In my previous post about competition among women, I did not talk about the assumption of sexuality as a zero sum game. If I have sex means that you don’t get to, then of course the pursuit of sex and sexual/romantic partners and the policing of sexuality becomes a hyper-vigilant and competitive dance.
Another interesting illustration of this was an email J and I received recently from a couple we had met a week or so ago. We had met them for drinks, and decided that although neither of us were attracted to either of them, we would definitely socialize with them more at our swingers club. They were on a trip to Portland and were only here for another week or so. After a few days and another email to them, they finally got back to us saying that they didn’t want to have an awkward time with us: they were uncomfortable thinking about “just” socializing with us, us introducing them to some of our sexy friends, and then what might happen if they hit it off with our sexy friends… wouldn’t that make us feel bad?
Reading their email made me cringe, laugh, and feel badly for them. To go through life assuming that sex is a zero-sum game is sad to me. I have experienced this in other areas of my life, too: money, good luck, love, happiness. The framework of a zero-sum game doesn’t make me feel good. Ever. It creates anxiety, frantic stress, and sadness.
And the truth is: life is not zero sum. The more we give, the more we get. Sex included.

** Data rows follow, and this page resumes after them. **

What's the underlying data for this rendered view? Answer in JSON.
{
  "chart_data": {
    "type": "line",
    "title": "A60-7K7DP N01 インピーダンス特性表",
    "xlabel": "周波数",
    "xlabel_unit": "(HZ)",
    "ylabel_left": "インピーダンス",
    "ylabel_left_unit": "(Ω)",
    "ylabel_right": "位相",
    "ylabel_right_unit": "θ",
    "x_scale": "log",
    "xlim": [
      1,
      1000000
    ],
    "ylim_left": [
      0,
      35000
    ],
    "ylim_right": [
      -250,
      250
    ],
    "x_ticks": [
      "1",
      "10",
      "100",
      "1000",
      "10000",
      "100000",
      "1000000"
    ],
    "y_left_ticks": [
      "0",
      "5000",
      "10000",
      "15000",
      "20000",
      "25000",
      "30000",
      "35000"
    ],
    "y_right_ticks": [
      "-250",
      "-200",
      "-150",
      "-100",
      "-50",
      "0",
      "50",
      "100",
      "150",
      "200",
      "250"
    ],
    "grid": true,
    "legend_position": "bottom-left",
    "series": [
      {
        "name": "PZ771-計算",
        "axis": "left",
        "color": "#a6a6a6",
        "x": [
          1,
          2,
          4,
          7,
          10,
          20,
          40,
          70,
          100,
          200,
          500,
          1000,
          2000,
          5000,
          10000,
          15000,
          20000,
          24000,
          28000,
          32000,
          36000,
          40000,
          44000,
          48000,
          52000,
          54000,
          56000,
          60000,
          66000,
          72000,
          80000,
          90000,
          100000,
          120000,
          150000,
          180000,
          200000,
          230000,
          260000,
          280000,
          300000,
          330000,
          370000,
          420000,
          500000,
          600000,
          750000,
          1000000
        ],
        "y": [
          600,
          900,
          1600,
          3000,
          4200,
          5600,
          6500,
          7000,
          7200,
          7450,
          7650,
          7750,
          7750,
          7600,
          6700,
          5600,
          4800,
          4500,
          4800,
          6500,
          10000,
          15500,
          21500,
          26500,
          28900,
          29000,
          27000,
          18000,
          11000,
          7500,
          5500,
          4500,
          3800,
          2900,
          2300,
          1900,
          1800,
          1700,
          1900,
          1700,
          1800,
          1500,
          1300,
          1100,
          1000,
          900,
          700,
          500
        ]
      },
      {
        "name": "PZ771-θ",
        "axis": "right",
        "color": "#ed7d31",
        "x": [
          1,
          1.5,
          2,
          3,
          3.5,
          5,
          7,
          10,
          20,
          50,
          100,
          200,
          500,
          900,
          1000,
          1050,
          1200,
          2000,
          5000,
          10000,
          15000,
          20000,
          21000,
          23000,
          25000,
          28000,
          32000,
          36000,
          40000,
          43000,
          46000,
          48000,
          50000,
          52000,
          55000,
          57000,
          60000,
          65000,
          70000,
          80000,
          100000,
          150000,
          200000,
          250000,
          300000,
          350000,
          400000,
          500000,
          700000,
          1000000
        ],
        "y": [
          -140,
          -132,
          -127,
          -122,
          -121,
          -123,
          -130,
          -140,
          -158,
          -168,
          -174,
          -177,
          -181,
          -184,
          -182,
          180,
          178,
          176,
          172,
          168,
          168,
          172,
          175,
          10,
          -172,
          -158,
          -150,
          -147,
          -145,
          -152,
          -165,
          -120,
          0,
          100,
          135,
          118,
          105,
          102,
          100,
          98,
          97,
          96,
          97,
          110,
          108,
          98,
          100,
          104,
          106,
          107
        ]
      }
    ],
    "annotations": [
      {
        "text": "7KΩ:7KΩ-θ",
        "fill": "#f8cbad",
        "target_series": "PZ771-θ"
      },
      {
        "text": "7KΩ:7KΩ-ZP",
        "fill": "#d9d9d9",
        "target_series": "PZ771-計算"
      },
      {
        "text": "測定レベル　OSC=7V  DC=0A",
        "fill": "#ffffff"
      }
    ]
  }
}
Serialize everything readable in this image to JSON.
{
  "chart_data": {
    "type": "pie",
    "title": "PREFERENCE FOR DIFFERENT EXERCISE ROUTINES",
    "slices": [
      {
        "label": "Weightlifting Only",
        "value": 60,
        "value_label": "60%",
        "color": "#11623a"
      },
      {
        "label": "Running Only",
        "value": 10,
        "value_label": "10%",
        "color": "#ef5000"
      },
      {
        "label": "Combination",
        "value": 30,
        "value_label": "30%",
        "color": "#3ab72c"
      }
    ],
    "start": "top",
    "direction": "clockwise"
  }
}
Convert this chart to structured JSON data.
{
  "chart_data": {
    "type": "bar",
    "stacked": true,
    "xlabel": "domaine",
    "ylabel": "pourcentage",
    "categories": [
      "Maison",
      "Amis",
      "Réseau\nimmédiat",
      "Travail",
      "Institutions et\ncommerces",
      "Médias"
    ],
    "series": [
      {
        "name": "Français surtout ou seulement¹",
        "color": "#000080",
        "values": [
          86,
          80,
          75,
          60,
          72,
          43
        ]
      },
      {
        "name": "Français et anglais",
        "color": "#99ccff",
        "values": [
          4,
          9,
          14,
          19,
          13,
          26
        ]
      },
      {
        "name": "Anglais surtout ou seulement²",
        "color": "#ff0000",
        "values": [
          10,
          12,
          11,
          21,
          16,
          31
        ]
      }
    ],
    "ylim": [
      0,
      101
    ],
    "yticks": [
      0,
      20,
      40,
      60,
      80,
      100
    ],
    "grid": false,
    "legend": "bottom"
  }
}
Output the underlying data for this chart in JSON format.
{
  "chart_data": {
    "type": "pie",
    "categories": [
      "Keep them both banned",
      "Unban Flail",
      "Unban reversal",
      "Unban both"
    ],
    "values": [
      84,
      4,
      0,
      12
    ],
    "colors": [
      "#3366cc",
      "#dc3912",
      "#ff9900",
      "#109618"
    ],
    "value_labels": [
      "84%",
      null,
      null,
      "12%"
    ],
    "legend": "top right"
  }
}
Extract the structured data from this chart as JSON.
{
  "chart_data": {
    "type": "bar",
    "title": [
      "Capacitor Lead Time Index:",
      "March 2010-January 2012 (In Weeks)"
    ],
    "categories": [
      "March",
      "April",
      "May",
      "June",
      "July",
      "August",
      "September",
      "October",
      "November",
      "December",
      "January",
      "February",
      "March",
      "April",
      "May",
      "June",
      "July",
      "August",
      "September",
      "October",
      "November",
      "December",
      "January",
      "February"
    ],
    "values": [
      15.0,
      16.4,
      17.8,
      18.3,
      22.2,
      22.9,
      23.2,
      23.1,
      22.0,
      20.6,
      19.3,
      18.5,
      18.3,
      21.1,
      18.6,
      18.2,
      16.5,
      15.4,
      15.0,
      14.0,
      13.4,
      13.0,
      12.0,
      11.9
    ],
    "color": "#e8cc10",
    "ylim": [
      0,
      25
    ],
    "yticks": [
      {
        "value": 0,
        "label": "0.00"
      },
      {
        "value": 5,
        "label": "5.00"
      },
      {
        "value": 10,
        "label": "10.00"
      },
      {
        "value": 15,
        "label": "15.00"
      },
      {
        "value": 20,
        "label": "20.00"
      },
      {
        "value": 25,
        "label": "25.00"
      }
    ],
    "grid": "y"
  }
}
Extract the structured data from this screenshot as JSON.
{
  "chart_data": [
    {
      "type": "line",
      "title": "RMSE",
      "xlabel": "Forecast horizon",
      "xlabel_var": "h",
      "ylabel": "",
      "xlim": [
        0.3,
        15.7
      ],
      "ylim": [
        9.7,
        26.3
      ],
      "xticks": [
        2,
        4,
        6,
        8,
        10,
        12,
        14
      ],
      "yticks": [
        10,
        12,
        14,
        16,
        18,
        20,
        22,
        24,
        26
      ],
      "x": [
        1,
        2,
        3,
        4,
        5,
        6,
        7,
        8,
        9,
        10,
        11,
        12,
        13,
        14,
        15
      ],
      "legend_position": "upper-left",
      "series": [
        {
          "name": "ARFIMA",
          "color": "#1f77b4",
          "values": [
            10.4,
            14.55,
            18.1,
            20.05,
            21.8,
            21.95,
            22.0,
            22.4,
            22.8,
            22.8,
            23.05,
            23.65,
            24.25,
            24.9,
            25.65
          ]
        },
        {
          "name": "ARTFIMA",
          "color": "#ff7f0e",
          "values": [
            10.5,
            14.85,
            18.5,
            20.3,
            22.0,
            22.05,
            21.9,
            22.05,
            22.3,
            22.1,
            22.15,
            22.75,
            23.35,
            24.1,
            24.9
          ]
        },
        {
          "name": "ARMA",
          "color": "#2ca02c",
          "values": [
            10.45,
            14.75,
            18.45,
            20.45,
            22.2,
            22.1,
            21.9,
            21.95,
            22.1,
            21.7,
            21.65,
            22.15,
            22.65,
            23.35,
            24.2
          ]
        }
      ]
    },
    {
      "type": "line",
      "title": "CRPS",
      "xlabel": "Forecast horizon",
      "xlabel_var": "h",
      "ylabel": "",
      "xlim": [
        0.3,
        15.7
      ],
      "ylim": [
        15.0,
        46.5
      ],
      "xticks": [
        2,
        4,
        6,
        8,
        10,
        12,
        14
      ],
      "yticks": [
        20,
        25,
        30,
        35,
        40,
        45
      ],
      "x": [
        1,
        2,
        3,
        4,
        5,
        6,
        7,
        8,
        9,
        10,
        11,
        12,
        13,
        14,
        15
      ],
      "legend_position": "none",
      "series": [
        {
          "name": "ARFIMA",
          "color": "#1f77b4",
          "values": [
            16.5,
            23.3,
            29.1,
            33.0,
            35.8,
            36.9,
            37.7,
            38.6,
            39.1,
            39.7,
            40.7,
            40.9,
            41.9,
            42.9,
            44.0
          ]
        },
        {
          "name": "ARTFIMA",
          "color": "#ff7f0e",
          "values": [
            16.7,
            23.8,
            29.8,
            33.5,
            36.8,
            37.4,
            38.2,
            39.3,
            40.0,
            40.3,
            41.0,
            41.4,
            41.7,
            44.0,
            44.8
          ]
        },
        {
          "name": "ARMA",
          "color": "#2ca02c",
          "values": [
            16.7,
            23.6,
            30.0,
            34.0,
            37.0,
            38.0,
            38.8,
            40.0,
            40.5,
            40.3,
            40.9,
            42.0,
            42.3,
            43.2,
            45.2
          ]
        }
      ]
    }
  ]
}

There are always loving people in the world who will be there for us, but only if we plan on it. Expecting less love and competition in romantic and sexual partners means we will act in accordance with that belief and inevitably have interactions that prove to us that life is a competition. Expecting a flourishing of love and sex, of happiness and real wealth in human interaction and connection, means we will experience all that those connections can offer.